Thanks for the update, today I'm doing the upgrade and I did snapshots of the full server if something goes wrong I can go back, I really really want this to work if not I will have to do a clean install too, did you bought the ConfigServer cPanel Server Service for the new server?

[HappymanUK]

Thanks for the update, today I'm doing the upgrade and I did snapshots of the full server if something goes wrong I can go back, I really really want this to work if not I will have to do a clean install too, did you bought the ConfigServer cPanel Server Service for the new server?

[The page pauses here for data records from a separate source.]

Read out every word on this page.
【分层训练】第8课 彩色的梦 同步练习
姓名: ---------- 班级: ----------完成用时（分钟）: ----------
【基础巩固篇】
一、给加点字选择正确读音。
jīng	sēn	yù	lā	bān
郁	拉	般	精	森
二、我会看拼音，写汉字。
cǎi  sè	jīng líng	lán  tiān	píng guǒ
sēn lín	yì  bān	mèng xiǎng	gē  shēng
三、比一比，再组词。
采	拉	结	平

Good Luck! - No, I just use the free version.

[innovaciones]

Thank you!! I'm happy to report that everything went great, not issues or errors, just in the last stage my terminal log got stuck so I waited like an hour to be sure everything got updated and then I had to do a manual reboot directly from AWS and finally I got:

Great SUCCESS! Your upgrade to AlmaLinux 8 is complete.
The cPanel & WHM server has completed the elevation process from CentOS 7 to AlmaLinux 8

I'm just fixing some little things like modsec custom rules, but everything else seems to be working fine, I guess CSF got updated to fix some of the issue you had when you did the upgrade a couple months ago.